A Different Option

by Don Friedman on November 18, 2016


If you work on a lot of big apartment projects, as we do, you work on a lot of spiral* stairs. We’ve probably design twenty-five or thirty spiral stairs over the years. There are two design problems: (1) making a curved hole in the floor and (2) making the curved stair itself.

The hole is easy in steel-framed building and less easy in concrete buildings. The stair can be anywhere from moderately difficult to amazingly annoying, depending on its geometry and where we have access to provide supports. The most difficult stairs are the ones that are free-standing and curve more than 180 degrees in plan.

The stair above is one of our oddest because the building’s rules did not allow the stair to be fastened to the floor at the bottom. That was a huge problem for our normal design** because we count on the connections at top and bottom to be restrained not just against movement but also against bending moment in both axes perpendicular to the floor and torsionally along the stair stringer. The only good news was that the stair was to have partitions surrounding it rather than being free-standing.
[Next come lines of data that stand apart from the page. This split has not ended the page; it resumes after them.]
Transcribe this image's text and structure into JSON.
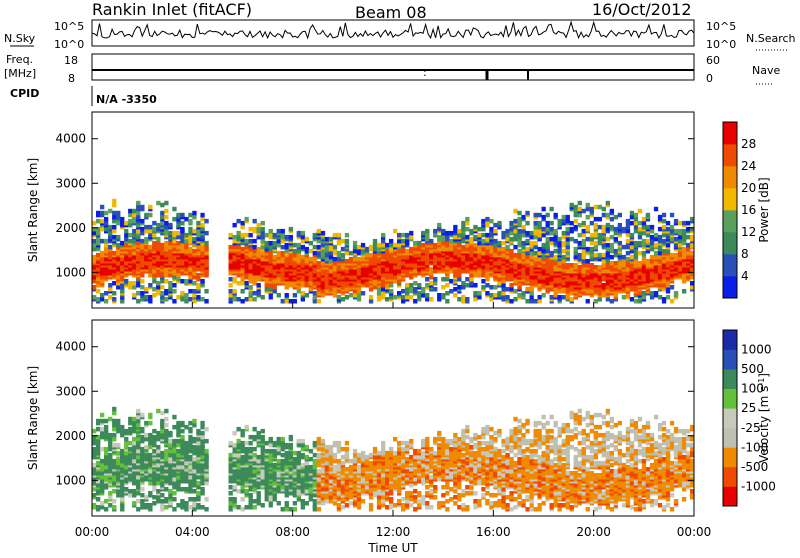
{
  "header": {
    "station": "Rankin Inlet (fitACF)",
    "beam": "Beam 08",
    "date": "16/Oct/2012"
  },
  "top_panels": {
    "nsky_label": "N.Sky",
    "nsearch_label": "N.Search",
    "noise_tick_high": "10^5",
    "noise_tick_low": "10^0",
    "freq_label_line1": "Freq.",
    "freq_label_line2": "[MHz]",
    "freq_tick_high": "18",
    "freq_tick_low": "8",
    "nave_label": "Nave",
    "nave_tick_high": "60",
    "nave_tick_low": "0",
    "cpid_label": "CPID",
    "cpid_value": "N/A -3350"
  },
  "colors": {
    "power_scale": [
      "#0a1ee6",
      "#2a4fb8",
      "#3b8a5a",
      "#5aa05a",
      "#f2b800",
      "#f08a00",
      "#ee4a00",
      "#e80000"
    ],
    "velocity_scale": [
      "#e80000",
      "#ee4a00",
      "#f08a00",
      "#c0c0b0",
      "#c8c8bc",
      "#62c03a",
      "#3c8a5a",
      "#2a4fb8",
      "#1a2aa8"
    ]
  },
  "chart_data": [
    {
      "type": "heatmap",
      "name": "power",
      "ylabel": "Slant Range [km]",
      "yticks": [
        "1000",
        "2000",
        "3000",
        "4000"
      ],
      "ylim": [
        200,
        4600
      ],
      "xlim": [
        0,
        24
      ],
      "colorbar_label": "Power [dB]",
      "colorbar_ticks": [
        "4",
        "8",
        "12",
        "16",
        "20",
        "24",
        "28"
      ],
      "colorbar_range": [
        0,
        32
      ]
    },
    {
      "type": "heatmap",
      "name": "velocity",
      "ylabel": "Slant Range [km]",
      "yticks": [
        "1000",
        "2000",
        "3000",
        "4000"
      ],
      "ylim": [
        200,
        4600
      ],
      "xlim": [
        0,
        24
      ],
      "xticks": [
        "00:00",
        "04:00",
        "08:00",
        "12:00",
        "16:00",
        "20:00",
        "00:00"
      ],
      "xlabel": "Time UT",
      "colorbar_label": "Velocity [m s",
      "colorbar_label_exp": "-1",
      "colorbar_label_end": "]",
      "colorbar_ticks": [
        "1000",
        "500",
        "100",
        "25",
        "-25",
        "-100",
        "-500",
        "-1000"
      ]
    }
  ]
}
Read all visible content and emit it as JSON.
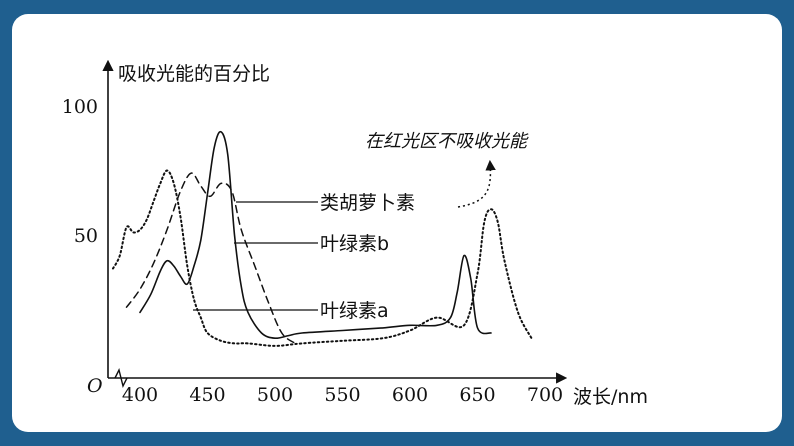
{
  "chart_data": {
    "type": "line",
    "ylabel": "吸收光能的百分比",
    "xlabel": "波长/nm",
    "origin_label": "O",
    "xlim": [
      380,
      700
    ],
    "ylim": [
      0,
      100
    ],
    "xticks": [
      "400",
      "450",
      "500",
      "550",
      "600",
      "650",
      "700"
    ],
    "yticks": [
      "100",
      "50"
    ],
    "annotation": "在红光区不吸收光能",
    "series": [
      {
        "name": "类胡萝卜素",
        "style": "dashed",
        "x": [
          390,
          400,
          410,
          420,
          430,
          438,
          445,
          452,
          460,
          468,
          475,
          485,
          495,
          505,
          515
        ],
        "y": [
          22,
          29,
          39,
          52,
          67,
          74,
          69,
          65,
          70,
          67,
          52,
          38,
          24,
          12,
          8
        ]
      },
      {
        "name": "叶绿素b",
        "style": "solid",
        "x": [
          400,
          408,
          415,
          420,
          425,
          430,
          435,
          440,
          445,
          450,
          455,
          460,
          465,
          470,
          475,
          480,
          490,
          500,
          510,
          520,
          550,
          580,
          600,
          620,
          630,
          635,
          640,
          645,
          650,
          660
        ],
        "y": [
          20,
          27,
          36,
          40,
          38,
          34,
          31,
          38,
          48,
          66,
          84,
          90,
          81,
          50,
          30,
          20,
          12,
          10,
          11,
          12,
          13,
          14,
          15,
          15,
          18,
          28,
          42,
          33,
          14,
          12
        ]
      },
      {
        "name": "叶绿素a",
        "style": "dotted",
        "x": [
          380,
          385,
          390,
          395,
          400,
          405,
          410,
          415,
          420,
          425,
          430,
          435,
          440,
          445,
          450,
          460,
          470,
          480,
          500,
          520,
          550,
          580,
          600,
          620,
          640,
          650,
          655,
          660,
          665,
          670,
          680,
          690
        ],
        "y": [
          37,
          42,
          53,
          51,
          52,
          56,
          63,
          70,
          75,
          70,
          57,
          38,
          25,
          18,
          12,
          9,
          8,
          8,
          7,
          8,
          9,
          10,
          13,
          18,
          15,
          35,
          55,
          60,
          55,
          40,
          20,
          10
        ]
      }
    ],
    "labels": [
      {
        "series": "类胡萝卜素",
        "text": "类胡萝卜素"
      },
      {
        "series": "叶绿素b",
        "text": "叶绿素b"
      },
      {
        "series": "叶绿素a",
        "text": "叶绿素a"
      }
    ]
  }
}
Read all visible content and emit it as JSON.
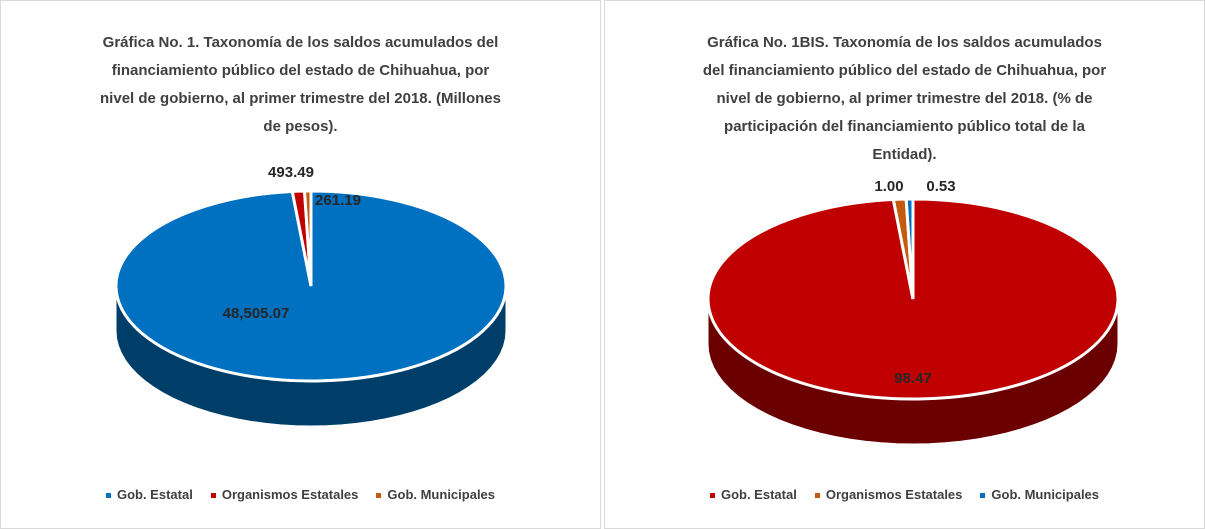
{
  "chart_data": [
    {
      "type": "pie",
      "title": "Gráfica No. 1. Taxonomía de los saldos acumulados del financiamiento público del estado de Chihuahua, por nivel de gobierno, al primer trimestre del 2018. (Millones de pesos).",
      "categories": [
        "Gob. Estatal",
        "Organismos Estatales",
        "Gob. Municipales"
      ],
      "values": [
        48505.07,
        493.49,
        261.19
      ],
      "value_labels": [
        "48,505.07",
        "493.49",
        "261.19"
      ],
      "colors": [
        "#0070c0",
        "#c00000",
        "#c55a11"
      ]
    },
    {
      "type": "pie",
      "title": "Gráfica No. 1BIS. Taxonomía de los saldos acumulados del financiamiento público del estado de Chihuahua, por nivel de gobierno, al primer trimestre del 2018. (% de participación del financiamiento público total de la Entidad).",
      "categories": [
        "Gob. Estatal",
        "Organismos Estatales",
        "Gob. Municipales"
      ],
      "values": [
        98.47,
        1.0,
        0.53
      ],
      "value_labels": [
        "98.47",
        "1.00",
        "0.53"
      ],
      "colors": [
        "#c00000",
        "#c55a11",
        "#0070c0"
      ]
    }
  ]
}
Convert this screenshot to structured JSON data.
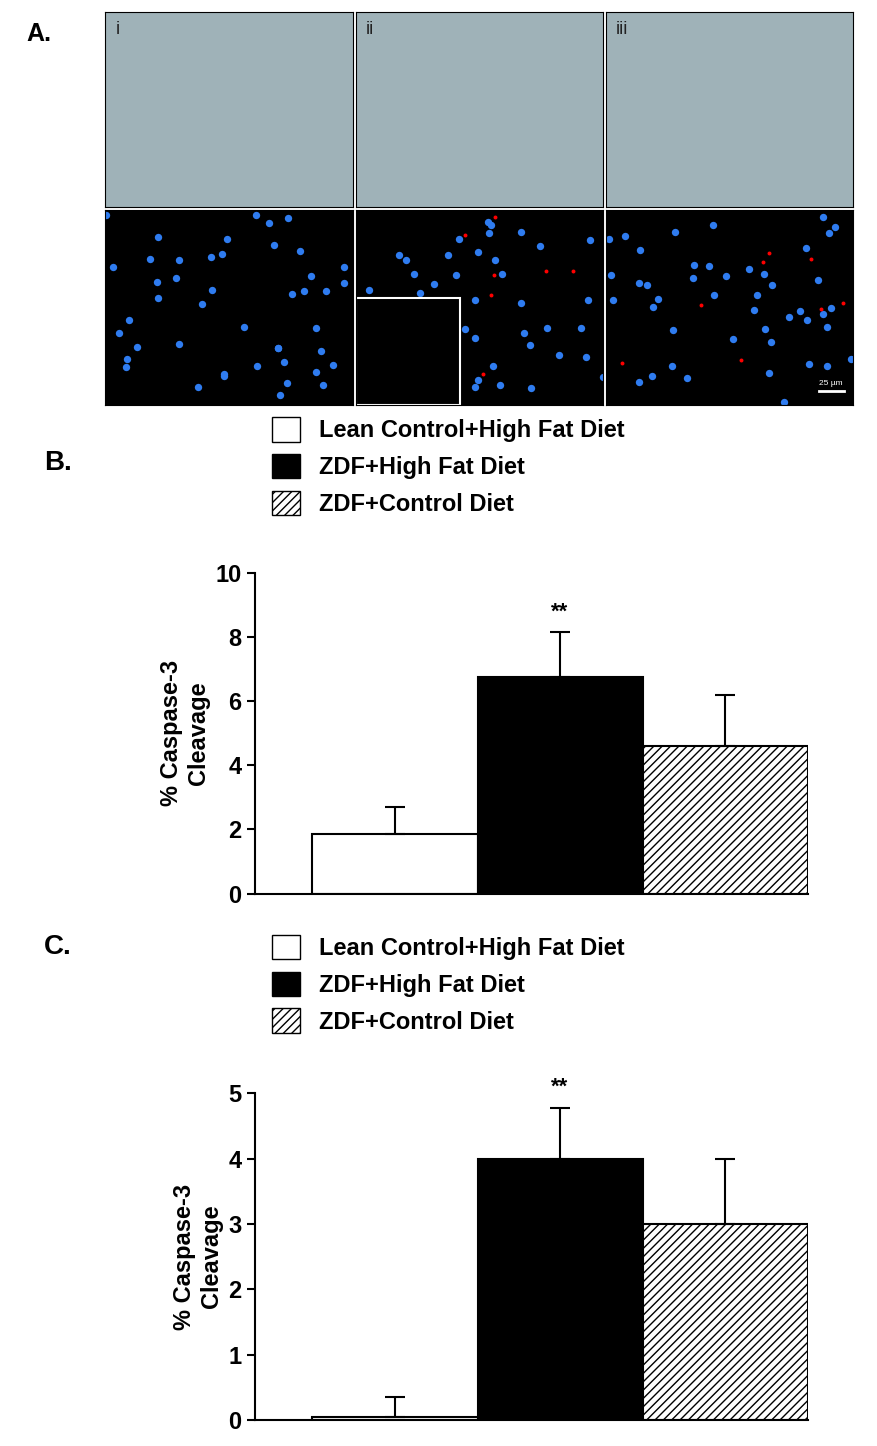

The final design has each tread hung from the floor above By using L-shaped hangers that come down and then turn under the tread, we eliminated the need for an inside-edge stringer, at the cost of having more complicated hanger design. The hangers will eventually be hidden in the surrounding partition and the stair soffit. It’s a strange way to get the desired aesthetic, but it works. Shaquana spent a lot of time modeling that stair to be sure that it is strong enough and stiff enough. The latter issue is sometimes neglected in stair design, but we’ve found that people become very, very unhappy when they feel their stairs bounce.

* Technically, these stairs are helical, not spiral, but the pedant army lost that battle long ago.

** Our preferred design is a stringer designed for bi-axial moment and torsion, or in other words a member that has resistance against bending in every possible direction.